RPs may be concerned that a passkey could be made available to an attacker through a single factor (say, a password) from the passkey provider account. In practice, however, this is not usually the case: passkey providers consider multiple signals beyond the user’s password — some visible to the user, some not — when authenticating users and restoring passkeys to their devices.

Note that some regulatory regimes still have to evolve to recognize passkeys as one of the officially listed forms of multi-factor. This is an area of active engagement for the FIDO Alliance.

If a user utilizes a cross-platform passkey provider like Google Password Manager or Bitwarden, configuring the provider on their new device will make their passkeys available on that device.

If the user stores their passkeys on a FIDO Security Key, they can use it to securely authenticate on the new device.

If the user is not using a cross-platform passkey provider and is still in possession of their old device, the user can use the passkey on the old device (say, an iOS device) to sign the user into their account on the new device (say, an Android device). Once signed in, the user can create a passkey in the new device’s provider.

In other cases, the RP can treat sign-in from the new device (which might be from a different vendor) as a normal account recovery situation and take appropriate steps to get the user signed in.

Yes, FIDO Security Keys today can house device-bound passkeys and have done so since 2019, when FIDO2 added support for passwordless sign-ins via discoverable credentials with user verification. All the client platforms and browsers have native support to exercise security keys already.
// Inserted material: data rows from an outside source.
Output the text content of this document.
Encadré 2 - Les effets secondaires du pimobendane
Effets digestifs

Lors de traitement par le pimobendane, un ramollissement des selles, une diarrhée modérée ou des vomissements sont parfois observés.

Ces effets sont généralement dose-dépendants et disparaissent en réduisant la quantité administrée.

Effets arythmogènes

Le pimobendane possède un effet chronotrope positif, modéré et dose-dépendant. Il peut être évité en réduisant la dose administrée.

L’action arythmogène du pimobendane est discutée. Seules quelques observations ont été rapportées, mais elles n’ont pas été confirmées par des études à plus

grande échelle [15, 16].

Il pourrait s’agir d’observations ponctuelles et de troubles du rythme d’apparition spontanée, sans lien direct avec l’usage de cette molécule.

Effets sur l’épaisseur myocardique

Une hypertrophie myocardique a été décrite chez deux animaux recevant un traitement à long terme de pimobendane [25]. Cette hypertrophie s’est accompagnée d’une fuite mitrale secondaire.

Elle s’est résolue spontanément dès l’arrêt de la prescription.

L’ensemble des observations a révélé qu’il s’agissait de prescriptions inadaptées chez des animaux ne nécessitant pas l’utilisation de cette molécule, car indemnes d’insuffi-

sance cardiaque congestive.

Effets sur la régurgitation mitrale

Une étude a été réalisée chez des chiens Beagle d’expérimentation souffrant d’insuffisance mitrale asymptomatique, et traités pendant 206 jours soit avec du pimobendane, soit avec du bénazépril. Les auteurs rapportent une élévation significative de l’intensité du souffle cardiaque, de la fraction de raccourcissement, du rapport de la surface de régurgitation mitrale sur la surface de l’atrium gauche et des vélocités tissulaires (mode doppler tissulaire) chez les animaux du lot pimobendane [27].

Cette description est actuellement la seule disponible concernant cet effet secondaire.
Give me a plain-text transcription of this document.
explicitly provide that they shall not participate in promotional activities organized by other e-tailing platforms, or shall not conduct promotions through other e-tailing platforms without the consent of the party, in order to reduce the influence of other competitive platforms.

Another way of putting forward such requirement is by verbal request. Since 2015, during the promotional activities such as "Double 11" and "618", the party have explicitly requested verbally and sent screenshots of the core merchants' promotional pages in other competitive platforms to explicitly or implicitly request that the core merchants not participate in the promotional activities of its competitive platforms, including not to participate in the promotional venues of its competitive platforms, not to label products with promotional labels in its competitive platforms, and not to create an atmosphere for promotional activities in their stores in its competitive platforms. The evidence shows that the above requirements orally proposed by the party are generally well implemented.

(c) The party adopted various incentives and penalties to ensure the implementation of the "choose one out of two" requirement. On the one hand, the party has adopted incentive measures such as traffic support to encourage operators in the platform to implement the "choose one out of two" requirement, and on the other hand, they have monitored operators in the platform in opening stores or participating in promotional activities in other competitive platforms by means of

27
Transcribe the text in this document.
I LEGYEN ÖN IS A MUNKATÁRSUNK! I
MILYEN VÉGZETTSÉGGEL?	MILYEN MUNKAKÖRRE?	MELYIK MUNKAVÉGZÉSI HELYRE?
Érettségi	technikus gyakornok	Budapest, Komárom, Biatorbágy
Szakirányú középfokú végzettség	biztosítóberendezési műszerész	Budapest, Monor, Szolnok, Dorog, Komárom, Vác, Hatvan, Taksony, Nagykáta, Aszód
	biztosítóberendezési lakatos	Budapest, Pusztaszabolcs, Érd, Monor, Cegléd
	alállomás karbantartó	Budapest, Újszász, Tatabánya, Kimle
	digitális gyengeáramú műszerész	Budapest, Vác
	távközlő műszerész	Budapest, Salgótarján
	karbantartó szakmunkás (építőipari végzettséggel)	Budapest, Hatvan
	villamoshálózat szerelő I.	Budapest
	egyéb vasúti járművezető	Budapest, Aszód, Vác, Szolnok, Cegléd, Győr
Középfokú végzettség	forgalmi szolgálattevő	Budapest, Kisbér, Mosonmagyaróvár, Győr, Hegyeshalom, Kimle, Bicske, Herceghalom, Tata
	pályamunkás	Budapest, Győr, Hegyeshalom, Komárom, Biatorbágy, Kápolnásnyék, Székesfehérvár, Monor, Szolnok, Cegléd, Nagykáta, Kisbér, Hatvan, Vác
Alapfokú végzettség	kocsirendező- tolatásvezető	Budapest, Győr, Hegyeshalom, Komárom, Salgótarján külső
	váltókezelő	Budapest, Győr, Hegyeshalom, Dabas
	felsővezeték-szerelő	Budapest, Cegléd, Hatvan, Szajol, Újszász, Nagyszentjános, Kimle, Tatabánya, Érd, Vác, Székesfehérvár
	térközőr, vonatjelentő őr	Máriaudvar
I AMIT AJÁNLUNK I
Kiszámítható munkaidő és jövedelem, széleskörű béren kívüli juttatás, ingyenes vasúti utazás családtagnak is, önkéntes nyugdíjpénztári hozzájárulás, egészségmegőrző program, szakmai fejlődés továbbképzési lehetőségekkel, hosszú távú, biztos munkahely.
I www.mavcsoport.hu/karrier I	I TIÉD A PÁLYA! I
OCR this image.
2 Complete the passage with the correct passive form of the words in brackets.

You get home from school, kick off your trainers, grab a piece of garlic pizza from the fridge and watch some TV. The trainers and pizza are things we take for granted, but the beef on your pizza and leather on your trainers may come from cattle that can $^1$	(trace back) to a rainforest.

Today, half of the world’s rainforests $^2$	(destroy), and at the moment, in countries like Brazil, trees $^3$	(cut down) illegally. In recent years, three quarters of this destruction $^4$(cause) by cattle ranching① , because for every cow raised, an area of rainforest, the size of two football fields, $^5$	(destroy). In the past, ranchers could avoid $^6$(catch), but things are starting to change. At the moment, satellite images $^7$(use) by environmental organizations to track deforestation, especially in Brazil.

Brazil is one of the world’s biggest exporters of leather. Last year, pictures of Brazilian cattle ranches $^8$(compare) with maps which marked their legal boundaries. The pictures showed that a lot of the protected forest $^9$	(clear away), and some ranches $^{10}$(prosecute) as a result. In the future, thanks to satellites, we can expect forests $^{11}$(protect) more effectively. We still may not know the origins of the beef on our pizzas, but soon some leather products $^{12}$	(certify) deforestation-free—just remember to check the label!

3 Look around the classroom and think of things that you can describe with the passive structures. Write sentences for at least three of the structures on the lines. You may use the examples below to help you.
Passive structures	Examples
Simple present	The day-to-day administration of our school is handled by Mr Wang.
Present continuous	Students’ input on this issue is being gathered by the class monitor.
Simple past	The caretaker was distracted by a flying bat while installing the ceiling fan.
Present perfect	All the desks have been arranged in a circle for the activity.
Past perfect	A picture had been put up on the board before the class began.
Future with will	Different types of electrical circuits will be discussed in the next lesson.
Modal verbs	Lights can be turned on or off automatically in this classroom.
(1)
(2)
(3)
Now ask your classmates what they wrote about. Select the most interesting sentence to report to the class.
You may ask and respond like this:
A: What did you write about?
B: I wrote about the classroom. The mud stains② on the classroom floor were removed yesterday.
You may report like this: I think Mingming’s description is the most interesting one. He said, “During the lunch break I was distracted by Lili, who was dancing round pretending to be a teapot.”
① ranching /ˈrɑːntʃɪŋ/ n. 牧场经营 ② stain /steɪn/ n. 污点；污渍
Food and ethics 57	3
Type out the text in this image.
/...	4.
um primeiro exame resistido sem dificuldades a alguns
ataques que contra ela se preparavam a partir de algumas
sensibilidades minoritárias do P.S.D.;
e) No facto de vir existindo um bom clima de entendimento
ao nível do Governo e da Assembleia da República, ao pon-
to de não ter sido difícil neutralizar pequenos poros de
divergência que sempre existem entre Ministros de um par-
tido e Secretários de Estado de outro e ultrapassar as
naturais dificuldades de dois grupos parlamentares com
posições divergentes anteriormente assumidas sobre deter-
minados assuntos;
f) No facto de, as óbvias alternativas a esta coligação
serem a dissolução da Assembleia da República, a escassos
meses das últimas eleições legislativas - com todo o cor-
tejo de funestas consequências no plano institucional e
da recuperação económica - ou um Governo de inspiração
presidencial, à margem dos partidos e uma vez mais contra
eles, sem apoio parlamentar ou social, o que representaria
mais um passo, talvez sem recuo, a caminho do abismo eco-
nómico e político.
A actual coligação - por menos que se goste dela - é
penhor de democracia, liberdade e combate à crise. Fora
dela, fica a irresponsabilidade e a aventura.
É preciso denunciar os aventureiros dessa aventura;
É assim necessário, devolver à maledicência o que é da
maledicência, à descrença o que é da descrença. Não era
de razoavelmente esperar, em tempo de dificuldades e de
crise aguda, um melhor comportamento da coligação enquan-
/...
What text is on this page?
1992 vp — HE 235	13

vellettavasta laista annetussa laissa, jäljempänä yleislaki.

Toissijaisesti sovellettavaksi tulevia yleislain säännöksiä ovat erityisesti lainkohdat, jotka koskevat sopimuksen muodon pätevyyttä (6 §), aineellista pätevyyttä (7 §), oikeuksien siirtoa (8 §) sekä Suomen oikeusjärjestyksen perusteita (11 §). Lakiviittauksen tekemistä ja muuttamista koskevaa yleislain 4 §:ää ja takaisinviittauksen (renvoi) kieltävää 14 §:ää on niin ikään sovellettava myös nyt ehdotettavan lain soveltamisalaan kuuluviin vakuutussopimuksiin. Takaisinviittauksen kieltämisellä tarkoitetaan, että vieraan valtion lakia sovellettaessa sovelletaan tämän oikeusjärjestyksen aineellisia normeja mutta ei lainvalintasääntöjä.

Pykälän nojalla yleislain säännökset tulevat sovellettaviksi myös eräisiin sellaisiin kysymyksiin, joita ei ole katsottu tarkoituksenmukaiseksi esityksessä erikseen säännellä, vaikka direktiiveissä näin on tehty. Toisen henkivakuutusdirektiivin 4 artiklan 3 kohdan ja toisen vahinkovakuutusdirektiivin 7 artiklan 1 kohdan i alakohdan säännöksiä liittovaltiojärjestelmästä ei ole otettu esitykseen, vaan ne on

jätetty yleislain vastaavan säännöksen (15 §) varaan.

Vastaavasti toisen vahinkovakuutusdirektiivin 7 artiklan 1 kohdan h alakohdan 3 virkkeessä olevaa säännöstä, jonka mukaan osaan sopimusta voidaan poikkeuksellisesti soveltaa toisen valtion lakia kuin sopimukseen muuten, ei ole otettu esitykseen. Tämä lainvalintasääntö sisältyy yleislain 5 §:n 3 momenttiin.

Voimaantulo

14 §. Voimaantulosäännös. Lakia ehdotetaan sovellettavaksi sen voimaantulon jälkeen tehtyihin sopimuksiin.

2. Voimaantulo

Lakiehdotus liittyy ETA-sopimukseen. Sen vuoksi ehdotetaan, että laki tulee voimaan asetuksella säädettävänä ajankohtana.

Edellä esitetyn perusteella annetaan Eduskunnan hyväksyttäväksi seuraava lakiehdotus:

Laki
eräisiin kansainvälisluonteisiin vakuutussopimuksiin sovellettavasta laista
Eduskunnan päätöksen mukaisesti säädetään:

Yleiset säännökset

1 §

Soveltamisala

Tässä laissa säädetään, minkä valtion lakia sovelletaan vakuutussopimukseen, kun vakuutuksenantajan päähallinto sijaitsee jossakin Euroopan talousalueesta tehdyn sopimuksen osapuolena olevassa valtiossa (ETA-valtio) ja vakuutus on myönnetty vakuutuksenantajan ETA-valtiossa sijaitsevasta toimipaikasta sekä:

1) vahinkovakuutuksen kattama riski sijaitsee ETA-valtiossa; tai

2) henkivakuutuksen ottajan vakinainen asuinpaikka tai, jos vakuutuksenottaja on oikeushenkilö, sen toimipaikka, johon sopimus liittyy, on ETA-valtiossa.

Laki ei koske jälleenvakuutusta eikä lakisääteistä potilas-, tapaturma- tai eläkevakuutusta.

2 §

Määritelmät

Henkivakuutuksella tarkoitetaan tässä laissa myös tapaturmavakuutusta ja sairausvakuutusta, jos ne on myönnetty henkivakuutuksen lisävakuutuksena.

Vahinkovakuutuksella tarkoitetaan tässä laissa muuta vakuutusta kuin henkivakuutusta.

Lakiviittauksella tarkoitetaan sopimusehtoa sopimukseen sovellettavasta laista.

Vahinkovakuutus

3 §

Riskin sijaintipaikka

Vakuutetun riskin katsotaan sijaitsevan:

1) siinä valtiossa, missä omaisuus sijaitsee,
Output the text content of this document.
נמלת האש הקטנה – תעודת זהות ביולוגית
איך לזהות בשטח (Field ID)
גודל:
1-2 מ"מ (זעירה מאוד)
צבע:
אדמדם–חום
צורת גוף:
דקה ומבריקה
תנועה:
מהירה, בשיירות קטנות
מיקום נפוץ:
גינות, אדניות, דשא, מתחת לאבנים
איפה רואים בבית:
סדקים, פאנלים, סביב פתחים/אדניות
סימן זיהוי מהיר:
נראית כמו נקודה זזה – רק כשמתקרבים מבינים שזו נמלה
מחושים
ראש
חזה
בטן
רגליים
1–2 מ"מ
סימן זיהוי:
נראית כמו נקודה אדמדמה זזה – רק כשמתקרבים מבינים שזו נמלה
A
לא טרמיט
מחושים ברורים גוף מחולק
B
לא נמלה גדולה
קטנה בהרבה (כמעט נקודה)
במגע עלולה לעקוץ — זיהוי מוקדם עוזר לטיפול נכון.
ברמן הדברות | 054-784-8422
Security key vendors may choose to support passkey synchronization in the future.

Since all passkeys are FIDO credentials, a web service implementing support for FIDO will be able to support all passkey implementations.

Specific environments with particular compliance needs may be required to guarantee there is only one copy of the cryptographic key available. Passkeys on FIDO Security Keys are a great solution for such use cases.

Also, in scenarios where a user has lost access to all of their other mobile and other devices where their passkeys have been synced, such FIDO security keys can act as a recovery credential.